LAO Calls Out Flawed Housing Needs Process
Serious observers of California's housing supply crisis are beginning to question the validity of one of the fundamental pillars of the state's housing law regime: the methodology for determining the amount of "needed" new market rate housing units. Since 1980, housing element law has called for state governmental agencies to calculate the projected number of new housing units needed for each region in the state using a prescribed methodology. This regional housing needs allocation (RHNA) purports to represent the new housing supply necessary to create and maintain a healthy housing market providing adequate housing opportunities to people of all income levels. Yet over the years, the Bay Area has consistently exceeded the number of market rate units allocated to it through the various housing element RHNA cycles. This fact is often seized upon by those who argue that building significantly more market rate housing in the region will not help restrain housing costs because, according to the RHNA numbers, the region has built more than enough market rate housing yet housing prices continue to increase far greater than in other parts of the country. Because the RHNA numbers fit within the narrative that many in the Bay Area want to embrace--that there is no need for the region to increase market rate construction significantly, the RHNA numbers for market rate housing are taken as gospel and the validity of the RHNA methodology and results have not been systematically questioned.

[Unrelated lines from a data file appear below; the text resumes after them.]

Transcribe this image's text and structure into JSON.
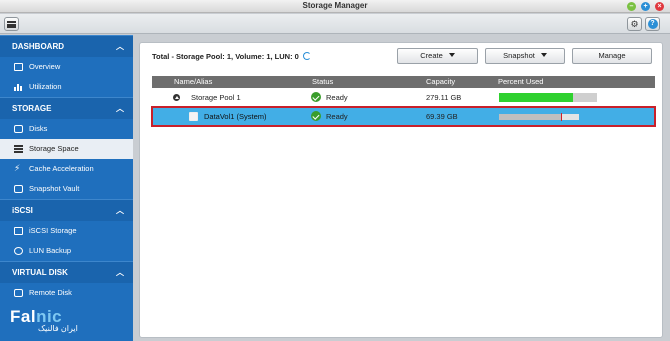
{
  "window": {
    "title": "Storage Manager"
  },
  "sidebar": {
    "sections": [
      {
        "label": "DASHBOARD",
        "items": [
          {
            "label": "Overview"
          },
          {
            "label": "Utilization"
          }
        ]
      },
      {
        "label": "STORAGE",
        "items": [
          {
            "label": "Disks"
          },
          {
            "label": "Storage Space"
          },
          {
            "label": "Cache Acceleration"
          },
          {
            "label": "Snapshot Vault"
          }
        ]
      },
      {
        "label": "iSCSI",
        "items": [
          {
            "label": "iSCSI Storage"
          },
          {
            "label": "LUN Backup"
          }
        ]
      },
      {
        "label": "VIRTUAL DISK",
        "items": [
          {
            "label": "Remote Disk"
          }
        ]
      }
    ],
    "active_item": "Storage Space"
  },
  "logo": {
    "brand_part1": "Fal",
    "brand_part2": "nic",
    "sub": "ایران فالنیک"
  },
  "main": {
    "summary": "Total - Storage Pool: 1, Volume: 1, LUN: 0",
    "buttons": {
      "create": "Create",
      "snapshot": "Snapshot",
      "manage": "Manage"
    },
    "columns": {
      "name": "Name/Alias",
      "status": "Status",
      "capacity": "Capacity",
      "percent": "Percent Used"
    },
    "rows": [
      {
        "name": "Storage Pool 1",
        "status": "Ready",
        "capacity": "279.11 GB",
        "percent_used": 0.75,
        "selected": false
      },
      {
        "name": "DataVol1 (System)",
        "status": "Ready",
        "capacity": "69.39 GB",
        "percent_used": 0.78,
        "selected": true
      }
    ]
  },
  "colors": {
    "sidebar": "#1f6fbd",
    "selection": "#42aee6",
    "selection_border": "#c8202a",
    "progress_fill": "#2fd12f"
  }
}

Recently, however, the California Legislative Analyst published a housing research bulletin [attached] observing that during the current housing crisis, coastal metro areas in California are once again largely on pace to meet what the RHNA process has deemed to be their market rate housing needs, and suggesting that the RHNA methodology that so heavily influences housing policy and reform discussions in California needs fundamental rethinking: It is also notable that building levels in California remain low by national standards.
For example, as we pointed out in our November Fiscal Outlook, over the past year, the San Francisco–Oakland and San Jose metro areas (comprised of Alameda, Contra Costa, Marin, San Francisco, San Mateo, and Santa Clara counties) approved about 2.8 building permits per 1,000 residents. This was well below the national average among major urban areas of 3.9 permits per 1,000 residents. In addition, other urban areas with rapidly growing economies similar to the Bay Area—such as Austin, Houston, Portland, and Raleigh—approved over six permits per 1,000 residents during the past year.
Rather than suggesting that home building levels are sufficient in California’s coastal areas, the fact that permitting has kept pace with RHNA targets in these areas may suggest that these production goals do not reflect the full extent of demand for housing in these areas. Production goals likely need to be higher if the high cost of and intense competition for housing in these areas is to be curbed.